Sanitation workers team up to help woman find 'special' ring: 'Forever grateful'

It took only about 15 minutes for the ring to be found.

It was a needle in the haystack or rather, a ring hidden amid trash piles.

For Jackie Cacace of Staten Island, New York, the thought of finding one of her most treasured possessions – a teal-colored butterfly ring – seemed nearly impossible after she took out the trash last Monday morning and realized what she had done.

“It was striking fear going through my body, being upset with myself that I accidentally tossed this ring in the trash,” Cacace recalled to “Good Morning America.”

Cacace said a special person in her life gave the ring to her after a vacation last June. She thought it was gone forever.

“It came from Aruba on a trip with family and friends,” Cacace said. “The person that gave it to me loved me very much and that means a lot to me.

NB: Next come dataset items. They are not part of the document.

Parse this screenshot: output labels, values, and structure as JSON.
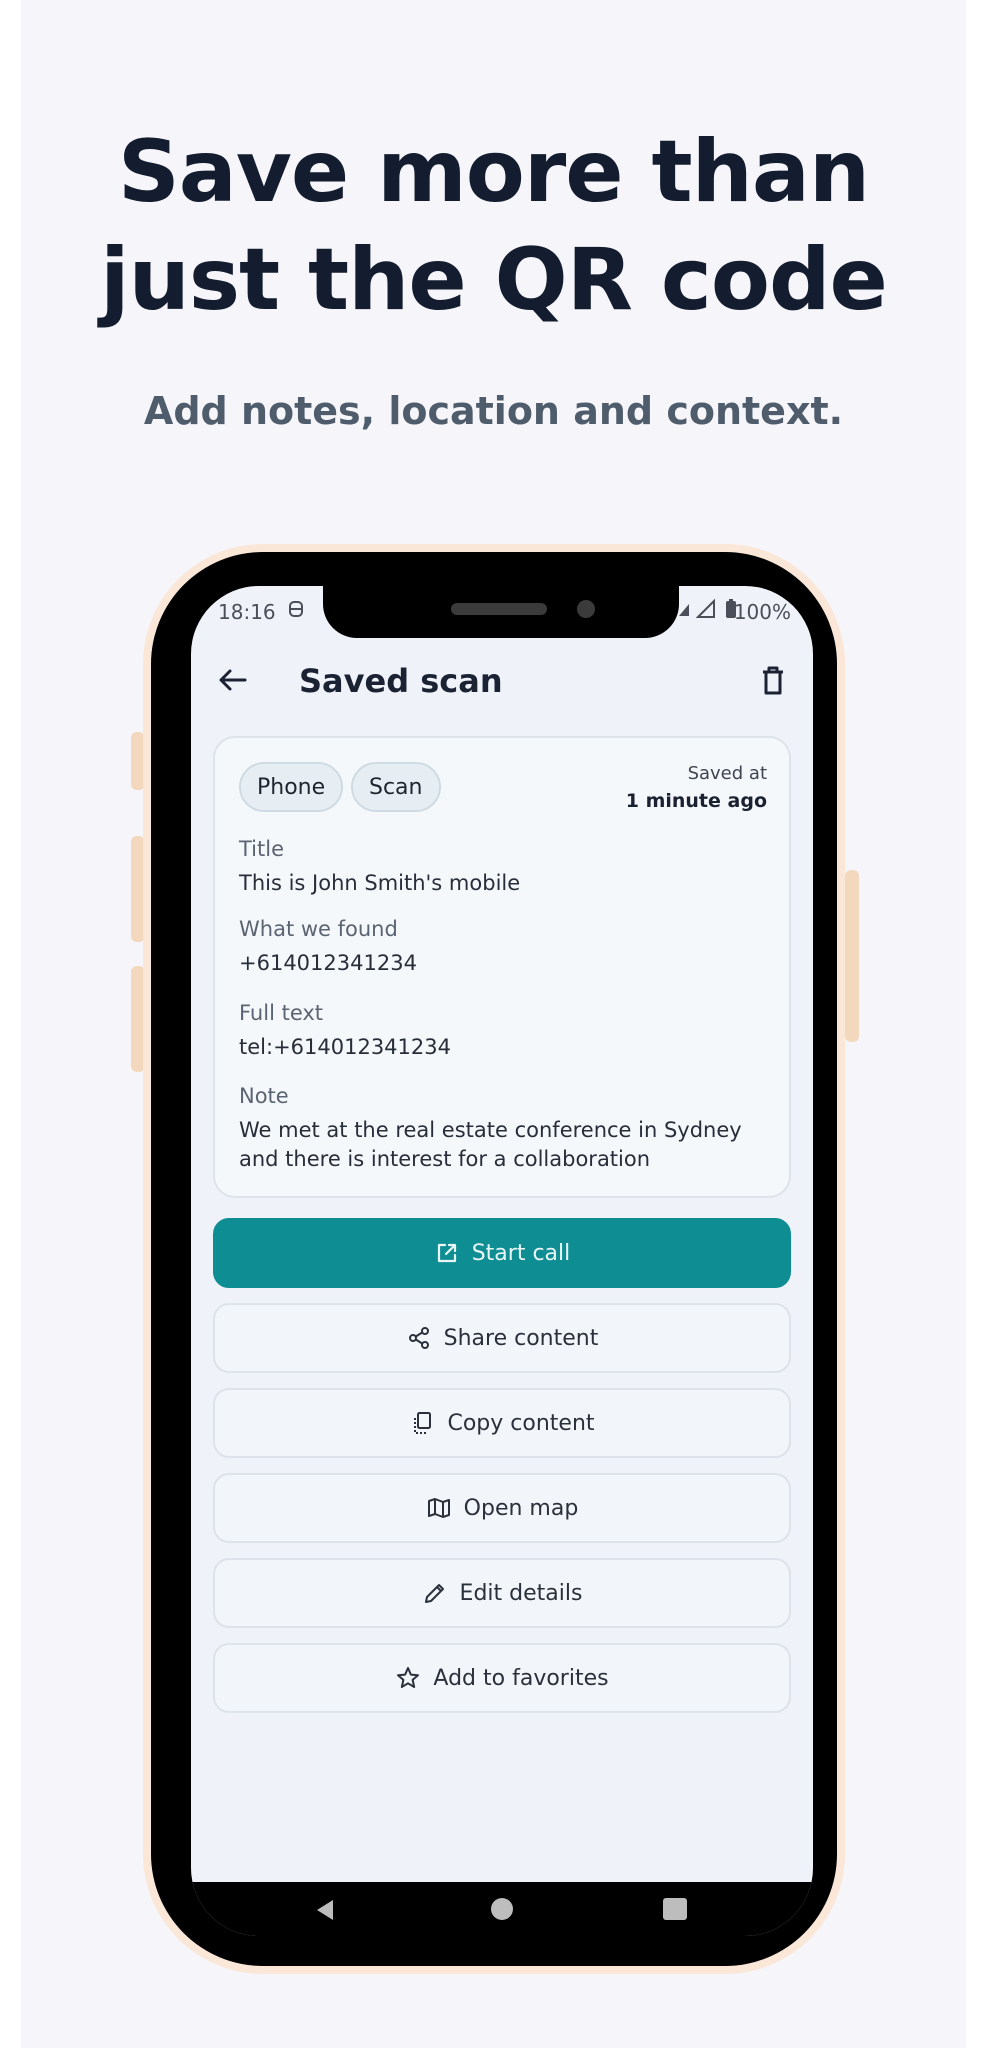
{
  "headline": {
    "line1": "Save more than",
    "line2": "just the QR code",
    "subtitle": "Add notes, location and context."
  },
  "status_bar": {
    "time": "18:16",
    "battery": "100%"
  },
  "app_bar": {
    "title": "Saved scan",
    "back_icon": "arrow-left-icon",
    "delete_icon": "trash-icon"
  },
  "card": {
    "chips": [
      "Phone",
      "Scan"
    ],
    "saved_at_label": "Saved at",
    "saved_at_value": "1 minute ago",
    "fields": [
      {
        "label": "Title",
        "value": "This is John Smith's mobile"
      },
      {
        "label": "What we found",
        "value": "+614012341234"
      },
      {
        "label": "Full text",
        "value": "tel:+614012341234"
      },
      {
        "label": "Note",
        "value": "We met at the real estate conference in Sydney and there is interest for a collaboration"
      }
    ]
  },
  "actions": [
    {
      "label": "Start call",
      "icon": "external-link-icon",
      "primary": true
    },
    {
      "label": "Share content",
      "icon": "share-icon"
    },
    {
      "label": "Copy content",
      "icon": "copy-icon"
    },
    {
      "label": "Open map",
      "icon": "map-icon"
    },
    {
      "label": "Edit details",
      "icon": "pencil-icon"
    },
    {
      "label": "Add to favorites",
      "icon": "star-icon"
    }
  ],
  "colors": {
    "primary": "#0e8d93",
    "headline": "#131d2f",
    "subtitle": "#4f5c6b",
    "phone_frame": "#fbe7d8"
  }
}
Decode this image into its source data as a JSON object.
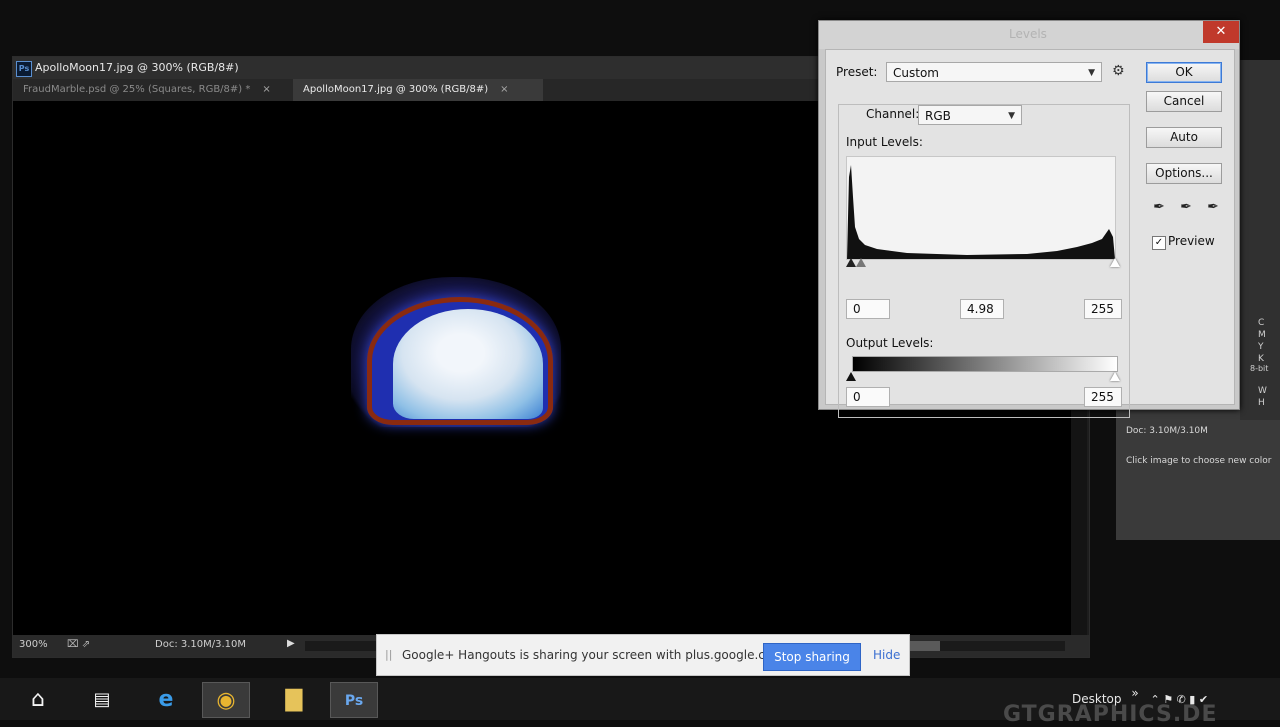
{
  "document": {
    "title": "ApolloMoon17.jpg @ 300% (RGB/8#)",
    "app_badge": "Ps",
    "tabs": [
      {
        "label": "FraudMarble.psd @ 25% (Squares, RGB/8#) *",
        "close": "×"
      },
      {
        "label": "ApolloMoon17.jpg @ 300% (RGB/8#)",
        "close": "×"
      }
    ],
    "status": {
      "zoom": "300%",
      "doc_size": "Doc: 3.10M/3.10M",
      "icons": "⌧ ⇗",
      "arrow": "▶"
    }
  },
  "side_panel": {
    "doc_size": "Doc: 3.10M/3.10M",
    "hint": "Click image to choose new color",
    "letters": [
      "C",
      "M",
      "Y",
      "K",
      "8-bit",
      "W",
      "H"
    ]
  },
  "levels": {
    "title": "Levels",
    "close": "✕",
    "preset_label": "Preset:",
    "preset_value": "Custom",
    "gear": "⚙",
    "channel_label": "Channel:",
    "channel_value": "RGB",
    "input_levels_label": "Input Levels:",
    "input_black": "0",
    "input_gamma": "4.98",
    "input_white": "255",
    "output_levels_label": "Output Levels:",
    "output_black": "0",
    "output_white": "255",
    "buttons": {
      "ok": "OK",
      "cancel": "Cancel",
      "auto": "Auto",
      "options": "Options..."
    },
    "preview_label": "Preview",
    "preview_checked": "✓",
    "eyedroppers": [
      "black-eyedropper-icon",
      "gray-eyedropper-icon",
      "white-eyedropper-icon"
    ]
  },
  "share_bar": {
    "grip": "||",
    "message": "Google+ Hangouts is sharing your screen with plus.google.com.",
    "stop_button": "Stop sharing",
    "hide_link": "Hide"
  },
  "taskbar": {
    "desktop_label": "Desktop",
    "desktop_chevron": "»",
    "tray": "⌃  ⚑  ✆  ▮  ✔",
    "watermark": "GTGRAPHICS.DE"
  }
}
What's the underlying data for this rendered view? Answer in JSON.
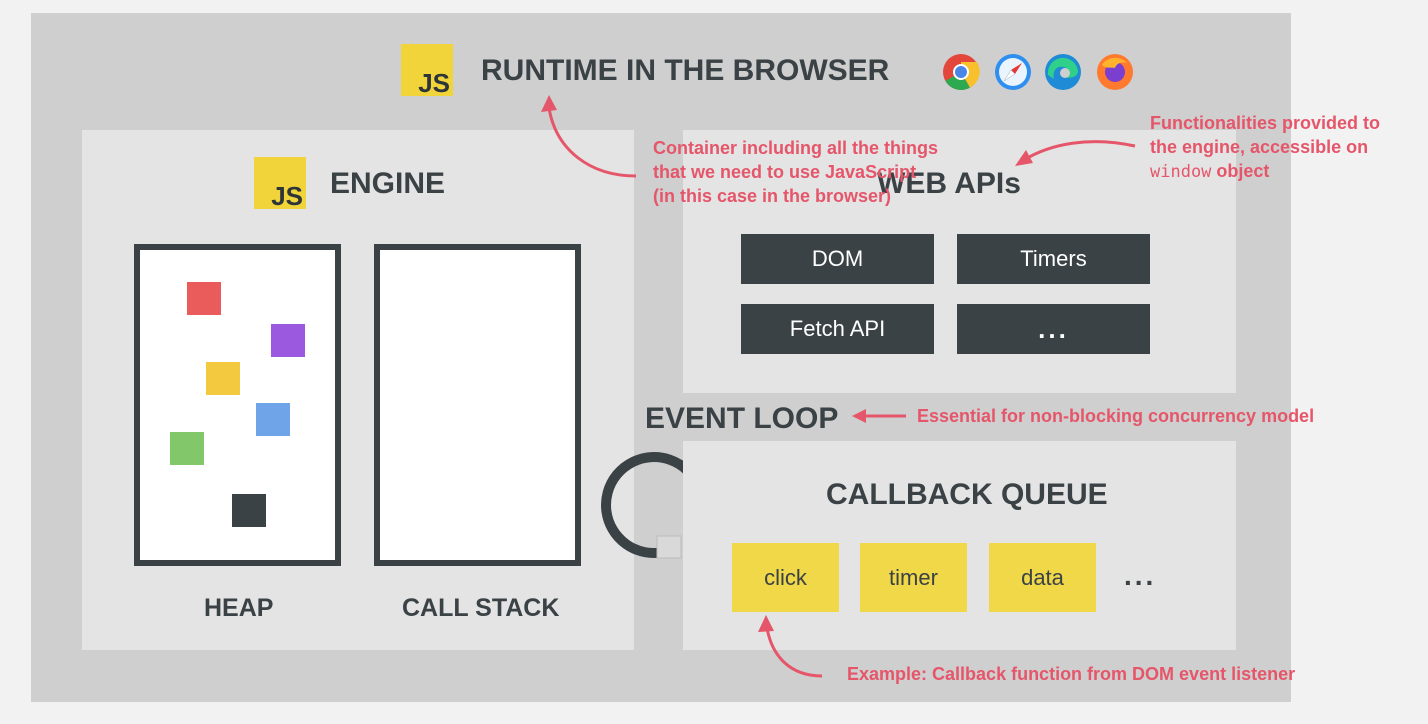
{
  "title": "RUNTIME IN THE BROWSER",
  "js_logo": "JS",
  "engine": {
    "title": "ENGINE",
    "heap_label": "HEAP",
    "callstack_label": "CALL STACK"
  },
  "web_apis": {
    "title": "WEB APIs",
    "items": [
      "DOM",
      "Timers",
      "Fetch API",
      "..."
    ]
  },
  "event_loop": {
    "title": "EVENT LOOP"
  },
  "callback_queue": {
    "title": "CALLBACK QUEUE",
    "items": [
      "click",
      "timer",
      "data"
    ],
    "more": "..."
  },
  "annotations": {
    "container": [
      "Container including all the things",
      "that we need to use JavaScript",
      "(in this case in the browser)"
    ],
    "web_apis": [
      "Functionalities provided to",
      "the engine, accessible on"
    ],
    "web_apis_code": "window",
    "web_apis_tail": " object",
    "event_loop": "Essential for non-blocking concurrency model",
    "callback": "Example: Callback function from DOM event listener"
  },
  "browsers": [
    "chrome-icon",
    "safari-icon",
    "edge-icon",
    "firefox-icon"
  ],
  "colors": {
    "accent_red": "#e5566a",
    "dark": "#3a4246",
    "js_yellow": "#f0d43a",
    "heap_squares": [
      "#ea5c5c",
      "#9b59e0",
      "#f3c93f",
      "#6fa4e8",
      "#82c86a",
      "#3a4246"
    ]
  }
}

And I didn't want to lose that.”

Cacace initially wasn’t sure what to do but her father suggested looking for the sanitation truck that had driven by her home. So Cacace got in her car and quickly found the truck.

“I approached them with tears in my eyes, trembling hands, trying my best to explain what transpired. I'm sure my words made absolutely no sense to them,” Cacace recounted. “The two men in the truck – Anthony and Mo – [were] very empathetic, trying their best to calm me down.”

The two sanitation workers called their supervisor and that set off a chain of events, including pulling the truck off its scheduled route. By Tuesday evening, after a surprisingly brief 15-minute search, sanitation workers with New York’s sanitation department had located the colorful ring.

“[Peter Mauro] was the sanitation worker that found that bag,” Cacace said. “At that point, tears were flowing down my face. And I gave Pete the biggest hug, so grateful for him.”

Mauro told ABC News station WABC that he was happy to help.

"She was really upset when she came in, but we were able to get it done. We found it and she was really happy," Mauro said.

Cacace said she is “forever grateful” for the efforts of the multiple sanitation workers who took time to help her. She even wrote a Facebook post about it, posting on the social media site for the first time in years.

“They didn't need to do this for me. They could have easily said, ‘I'm sorry. It was a mistake. It's lost. There's no way we can find it’ and I would just go home crying. That was not the case here,” she said.